For LDPC decoding, in my thesis I showed that if a graph theoretic property called the minimum bisection width of a Tanner graph of the code is high, then the energy consumption of a directly-instantiated LDPC decoder must also be high. But in fact, applying the exact same arguments of my thesis to a neural network graph implies the exact same thing: high minimum bisection width of the neural network graph implies high circuit complexity for directly instantiated neural networks. And by high, I don’t just mean a big constant factor; these results are asymptotic scaling rules. As with coding circuits, and for the exact same reason, as neural networks get bigger, the difference in energy between neural networks with different energy scaling can be made arbitrarily big. And now, neural networks are getting huge (see, for example, Krizhevsky et al., which trained a neural network with 60 million parameters and 650 thousand neurons).
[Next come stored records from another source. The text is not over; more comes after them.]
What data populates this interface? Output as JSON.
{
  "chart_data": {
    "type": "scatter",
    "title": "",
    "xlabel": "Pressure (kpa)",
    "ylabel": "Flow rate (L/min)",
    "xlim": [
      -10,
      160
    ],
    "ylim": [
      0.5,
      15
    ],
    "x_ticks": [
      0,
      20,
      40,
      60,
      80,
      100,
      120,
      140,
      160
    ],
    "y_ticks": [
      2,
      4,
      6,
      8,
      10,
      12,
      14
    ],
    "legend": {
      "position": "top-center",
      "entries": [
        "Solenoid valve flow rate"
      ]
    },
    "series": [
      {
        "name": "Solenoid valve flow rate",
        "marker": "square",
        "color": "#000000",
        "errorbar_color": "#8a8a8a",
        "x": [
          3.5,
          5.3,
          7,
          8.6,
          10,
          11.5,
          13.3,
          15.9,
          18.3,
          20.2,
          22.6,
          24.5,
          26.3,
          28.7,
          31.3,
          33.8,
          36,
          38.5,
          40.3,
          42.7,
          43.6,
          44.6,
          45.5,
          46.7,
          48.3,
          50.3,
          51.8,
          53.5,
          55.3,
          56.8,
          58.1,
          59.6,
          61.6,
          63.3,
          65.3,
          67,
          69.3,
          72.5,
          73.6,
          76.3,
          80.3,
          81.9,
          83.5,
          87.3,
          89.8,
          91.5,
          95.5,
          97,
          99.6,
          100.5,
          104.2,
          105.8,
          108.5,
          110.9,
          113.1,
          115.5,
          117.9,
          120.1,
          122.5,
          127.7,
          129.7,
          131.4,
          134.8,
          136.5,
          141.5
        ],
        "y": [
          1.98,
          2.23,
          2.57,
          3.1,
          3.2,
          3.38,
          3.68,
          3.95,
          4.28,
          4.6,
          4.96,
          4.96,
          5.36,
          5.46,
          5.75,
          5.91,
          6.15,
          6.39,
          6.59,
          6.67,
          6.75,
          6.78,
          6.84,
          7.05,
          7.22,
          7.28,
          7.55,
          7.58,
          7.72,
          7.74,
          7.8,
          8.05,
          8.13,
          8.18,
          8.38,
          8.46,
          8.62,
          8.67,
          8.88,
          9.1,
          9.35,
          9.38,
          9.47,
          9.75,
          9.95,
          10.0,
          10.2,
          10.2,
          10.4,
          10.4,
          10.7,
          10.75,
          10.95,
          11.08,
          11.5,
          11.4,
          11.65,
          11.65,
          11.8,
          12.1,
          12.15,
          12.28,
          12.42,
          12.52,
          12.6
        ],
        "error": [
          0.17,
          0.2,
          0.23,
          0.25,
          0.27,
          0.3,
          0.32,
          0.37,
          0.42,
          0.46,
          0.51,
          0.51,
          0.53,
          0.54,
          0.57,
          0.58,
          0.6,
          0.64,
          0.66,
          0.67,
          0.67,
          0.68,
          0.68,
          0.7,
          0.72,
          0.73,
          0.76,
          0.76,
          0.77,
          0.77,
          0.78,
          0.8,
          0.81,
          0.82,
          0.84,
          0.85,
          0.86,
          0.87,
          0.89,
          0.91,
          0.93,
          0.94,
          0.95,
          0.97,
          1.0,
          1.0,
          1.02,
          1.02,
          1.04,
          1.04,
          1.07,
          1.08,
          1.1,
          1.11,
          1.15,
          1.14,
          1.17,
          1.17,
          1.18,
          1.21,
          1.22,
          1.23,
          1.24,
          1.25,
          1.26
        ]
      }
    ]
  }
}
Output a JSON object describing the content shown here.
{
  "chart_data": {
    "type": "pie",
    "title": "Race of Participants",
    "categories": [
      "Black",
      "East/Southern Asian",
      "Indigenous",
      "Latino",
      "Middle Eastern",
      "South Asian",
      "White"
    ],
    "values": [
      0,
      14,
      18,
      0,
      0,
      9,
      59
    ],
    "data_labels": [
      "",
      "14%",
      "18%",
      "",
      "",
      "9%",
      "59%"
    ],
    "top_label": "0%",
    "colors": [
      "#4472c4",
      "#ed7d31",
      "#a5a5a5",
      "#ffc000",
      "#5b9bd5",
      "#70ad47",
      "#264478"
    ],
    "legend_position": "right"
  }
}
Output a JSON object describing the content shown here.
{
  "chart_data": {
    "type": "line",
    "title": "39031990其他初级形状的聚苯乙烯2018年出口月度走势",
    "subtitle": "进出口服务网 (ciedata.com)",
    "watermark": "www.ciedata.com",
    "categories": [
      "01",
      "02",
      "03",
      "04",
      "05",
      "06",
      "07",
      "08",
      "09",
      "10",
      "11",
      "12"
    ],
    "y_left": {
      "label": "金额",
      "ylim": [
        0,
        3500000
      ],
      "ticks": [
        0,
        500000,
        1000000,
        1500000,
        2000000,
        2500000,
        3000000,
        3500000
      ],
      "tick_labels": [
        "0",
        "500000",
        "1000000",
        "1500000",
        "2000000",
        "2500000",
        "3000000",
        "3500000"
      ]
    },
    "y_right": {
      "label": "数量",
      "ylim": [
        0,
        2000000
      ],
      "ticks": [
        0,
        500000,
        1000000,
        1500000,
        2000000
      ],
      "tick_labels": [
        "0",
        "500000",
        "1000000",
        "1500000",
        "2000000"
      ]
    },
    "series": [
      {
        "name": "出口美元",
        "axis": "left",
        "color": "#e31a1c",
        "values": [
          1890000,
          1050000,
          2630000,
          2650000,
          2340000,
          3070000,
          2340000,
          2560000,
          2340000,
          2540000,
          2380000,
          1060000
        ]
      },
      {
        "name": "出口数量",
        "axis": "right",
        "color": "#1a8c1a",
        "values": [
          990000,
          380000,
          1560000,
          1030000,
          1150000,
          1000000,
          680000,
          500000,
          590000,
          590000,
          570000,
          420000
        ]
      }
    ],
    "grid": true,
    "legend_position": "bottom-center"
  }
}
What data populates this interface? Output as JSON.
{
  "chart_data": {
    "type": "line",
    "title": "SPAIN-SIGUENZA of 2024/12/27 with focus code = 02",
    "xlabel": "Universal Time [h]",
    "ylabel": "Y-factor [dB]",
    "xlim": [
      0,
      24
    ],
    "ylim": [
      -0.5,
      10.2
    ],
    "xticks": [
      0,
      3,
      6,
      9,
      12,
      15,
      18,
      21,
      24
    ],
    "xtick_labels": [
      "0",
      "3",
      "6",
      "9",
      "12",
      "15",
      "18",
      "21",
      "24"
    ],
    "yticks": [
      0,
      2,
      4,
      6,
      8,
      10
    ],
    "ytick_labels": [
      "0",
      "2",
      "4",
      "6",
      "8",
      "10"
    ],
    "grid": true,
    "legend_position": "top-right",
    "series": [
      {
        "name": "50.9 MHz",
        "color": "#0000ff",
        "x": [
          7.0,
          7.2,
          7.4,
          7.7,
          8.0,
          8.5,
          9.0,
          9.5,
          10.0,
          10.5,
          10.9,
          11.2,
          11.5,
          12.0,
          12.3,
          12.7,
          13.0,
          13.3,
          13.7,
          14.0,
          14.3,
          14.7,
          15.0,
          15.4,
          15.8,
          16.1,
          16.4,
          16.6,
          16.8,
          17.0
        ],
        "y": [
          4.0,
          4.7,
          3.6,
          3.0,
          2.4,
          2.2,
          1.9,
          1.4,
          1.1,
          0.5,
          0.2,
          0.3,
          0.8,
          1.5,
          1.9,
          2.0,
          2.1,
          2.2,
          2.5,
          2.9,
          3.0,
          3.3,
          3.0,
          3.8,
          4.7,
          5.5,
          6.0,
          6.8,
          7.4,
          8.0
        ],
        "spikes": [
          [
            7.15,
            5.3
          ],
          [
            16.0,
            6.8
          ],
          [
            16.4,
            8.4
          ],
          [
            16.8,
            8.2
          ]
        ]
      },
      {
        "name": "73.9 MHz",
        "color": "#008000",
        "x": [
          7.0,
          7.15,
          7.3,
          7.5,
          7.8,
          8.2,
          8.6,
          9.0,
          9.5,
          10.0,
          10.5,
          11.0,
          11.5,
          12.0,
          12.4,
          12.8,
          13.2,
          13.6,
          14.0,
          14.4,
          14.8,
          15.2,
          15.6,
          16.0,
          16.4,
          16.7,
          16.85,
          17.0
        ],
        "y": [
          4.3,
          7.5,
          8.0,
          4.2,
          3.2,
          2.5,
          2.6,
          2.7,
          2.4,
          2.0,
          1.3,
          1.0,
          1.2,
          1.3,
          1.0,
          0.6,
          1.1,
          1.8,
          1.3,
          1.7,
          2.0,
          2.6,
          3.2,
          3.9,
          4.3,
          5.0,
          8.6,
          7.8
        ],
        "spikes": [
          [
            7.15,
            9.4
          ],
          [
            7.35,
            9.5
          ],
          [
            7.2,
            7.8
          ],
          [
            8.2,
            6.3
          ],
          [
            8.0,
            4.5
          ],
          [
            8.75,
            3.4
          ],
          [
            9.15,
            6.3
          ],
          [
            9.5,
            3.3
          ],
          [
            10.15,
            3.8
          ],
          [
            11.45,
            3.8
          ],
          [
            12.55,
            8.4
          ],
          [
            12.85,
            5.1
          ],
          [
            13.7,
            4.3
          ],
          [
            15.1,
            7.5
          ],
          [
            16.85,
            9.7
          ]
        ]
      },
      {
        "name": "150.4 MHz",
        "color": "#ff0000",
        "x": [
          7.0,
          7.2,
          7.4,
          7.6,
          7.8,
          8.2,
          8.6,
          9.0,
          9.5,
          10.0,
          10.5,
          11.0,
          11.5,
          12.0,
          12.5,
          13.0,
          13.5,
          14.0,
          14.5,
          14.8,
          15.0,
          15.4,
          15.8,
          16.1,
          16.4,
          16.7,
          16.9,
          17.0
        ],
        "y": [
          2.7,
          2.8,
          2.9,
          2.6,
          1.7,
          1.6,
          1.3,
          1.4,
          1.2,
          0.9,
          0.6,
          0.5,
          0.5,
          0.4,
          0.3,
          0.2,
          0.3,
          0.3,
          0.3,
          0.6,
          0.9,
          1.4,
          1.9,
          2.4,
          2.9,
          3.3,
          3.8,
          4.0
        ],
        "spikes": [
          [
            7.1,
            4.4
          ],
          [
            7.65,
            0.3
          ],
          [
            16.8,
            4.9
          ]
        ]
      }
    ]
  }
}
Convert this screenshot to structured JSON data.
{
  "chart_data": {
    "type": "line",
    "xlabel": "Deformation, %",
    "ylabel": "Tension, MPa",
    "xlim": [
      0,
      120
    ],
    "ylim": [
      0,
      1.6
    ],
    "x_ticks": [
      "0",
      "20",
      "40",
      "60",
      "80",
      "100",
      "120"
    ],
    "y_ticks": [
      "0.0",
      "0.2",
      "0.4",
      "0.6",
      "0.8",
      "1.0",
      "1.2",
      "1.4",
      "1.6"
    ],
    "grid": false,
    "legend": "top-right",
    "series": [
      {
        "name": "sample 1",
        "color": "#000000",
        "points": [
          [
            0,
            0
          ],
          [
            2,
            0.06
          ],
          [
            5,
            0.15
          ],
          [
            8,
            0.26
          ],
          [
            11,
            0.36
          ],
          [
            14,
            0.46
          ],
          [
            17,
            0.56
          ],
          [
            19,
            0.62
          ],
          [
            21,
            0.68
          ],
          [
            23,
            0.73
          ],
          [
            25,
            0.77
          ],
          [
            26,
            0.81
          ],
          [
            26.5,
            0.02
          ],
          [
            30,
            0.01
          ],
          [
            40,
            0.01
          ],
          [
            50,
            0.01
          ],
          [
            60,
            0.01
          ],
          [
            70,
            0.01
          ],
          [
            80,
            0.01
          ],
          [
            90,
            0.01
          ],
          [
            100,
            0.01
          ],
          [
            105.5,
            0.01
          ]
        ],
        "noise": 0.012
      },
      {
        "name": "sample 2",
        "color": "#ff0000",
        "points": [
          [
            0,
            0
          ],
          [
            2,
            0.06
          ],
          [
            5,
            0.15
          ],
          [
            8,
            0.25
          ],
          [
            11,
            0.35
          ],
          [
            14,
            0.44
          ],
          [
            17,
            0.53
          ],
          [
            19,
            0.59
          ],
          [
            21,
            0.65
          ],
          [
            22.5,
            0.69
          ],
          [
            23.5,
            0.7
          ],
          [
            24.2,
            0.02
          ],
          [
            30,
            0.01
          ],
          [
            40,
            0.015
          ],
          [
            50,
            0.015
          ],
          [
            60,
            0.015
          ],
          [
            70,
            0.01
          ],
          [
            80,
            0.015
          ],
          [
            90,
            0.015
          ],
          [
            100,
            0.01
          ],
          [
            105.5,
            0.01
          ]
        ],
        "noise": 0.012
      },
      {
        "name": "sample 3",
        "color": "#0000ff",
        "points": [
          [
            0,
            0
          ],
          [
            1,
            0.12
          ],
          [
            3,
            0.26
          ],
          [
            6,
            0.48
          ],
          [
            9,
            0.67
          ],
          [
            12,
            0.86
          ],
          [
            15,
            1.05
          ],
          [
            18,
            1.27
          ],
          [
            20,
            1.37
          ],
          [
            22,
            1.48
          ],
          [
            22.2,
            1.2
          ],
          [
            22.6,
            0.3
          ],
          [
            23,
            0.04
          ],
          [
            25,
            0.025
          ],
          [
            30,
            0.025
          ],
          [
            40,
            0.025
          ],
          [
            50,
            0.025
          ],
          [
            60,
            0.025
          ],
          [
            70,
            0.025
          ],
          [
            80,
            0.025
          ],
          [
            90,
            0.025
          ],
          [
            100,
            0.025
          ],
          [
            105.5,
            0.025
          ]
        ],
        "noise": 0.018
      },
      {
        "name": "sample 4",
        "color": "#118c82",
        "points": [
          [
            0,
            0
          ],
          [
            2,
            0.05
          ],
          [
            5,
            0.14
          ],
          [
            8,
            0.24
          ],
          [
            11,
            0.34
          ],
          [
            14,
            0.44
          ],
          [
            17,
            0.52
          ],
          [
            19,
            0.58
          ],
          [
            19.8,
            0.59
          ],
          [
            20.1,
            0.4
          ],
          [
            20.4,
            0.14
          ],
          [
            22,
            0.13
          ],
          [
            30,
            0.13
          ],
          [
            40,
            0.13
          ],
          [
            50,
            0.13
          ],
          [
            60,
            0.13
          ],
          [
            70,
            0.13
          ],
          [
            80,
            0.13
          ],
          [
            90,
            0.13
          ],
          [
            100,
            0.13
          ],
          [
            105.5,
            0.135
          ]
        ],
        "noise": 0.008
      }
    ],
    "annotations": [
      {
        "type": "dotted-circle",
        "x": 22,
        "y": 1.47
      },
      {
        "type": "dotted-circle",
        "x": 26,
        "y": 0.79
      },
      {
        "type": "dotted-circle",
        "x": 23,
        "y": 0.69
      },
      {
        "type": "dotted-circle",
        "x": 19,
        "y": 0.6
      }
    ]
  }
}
This is why I am designing neural network architectures optimizing for this information-friction parameter.

The energy, time, and reliability trade-off in machine learning algorithms

My PhD thesis showed that there was a fundamental and universal trade-off between time, energy, and reliability in a special, widely used type of inference circuit called a decoder, suggesting that a well-engineered decoder must judiciously trade-off these fundamental parameters. But the human brain is also a well evolved inference machine that must judiciously trade-off time, energy, and reliability. In the research on optimal brain damage for neural networks, the information friction energy measure I used in my thesis never comes into play. But, this is an energy measure for which the human brain must be well adapted in order to survive in our environment, because it is a fundamental practical energy limit in our Universe (see Grover, or Chapter 8 of my thesis). Thus, I am now developing tools to train neural networks to mimic human evolution’s time, energy, and reliability trade-offs. The hypothesis is that tuning these parameters correctly will have multiple advantages:

1. The networks that result may mimic human brain structures more accurately, and thus have a better chance of getting high classification accuracy.

2. These techniques will result in more energy efficient neural network architectures, which is essential for their widespread application. This will be especially important for the creation of specialized machine learning circuits.

So what do I predict will be the result of this research? Currently, IBM’s Watson supercomputer (known for winning on the U.S. television game show Jeopardy!) uses 4000 times more energy than its human competitors. As well, modern machine learning tools often make un-humanlike errors (see, for example, the research on adversarial examples here, here, here, and also the discussion here). Thus I conjecture that this research will lead to the discovery of key tools to tune machine learning architectures to both increase reliability while also reducing energy consumption.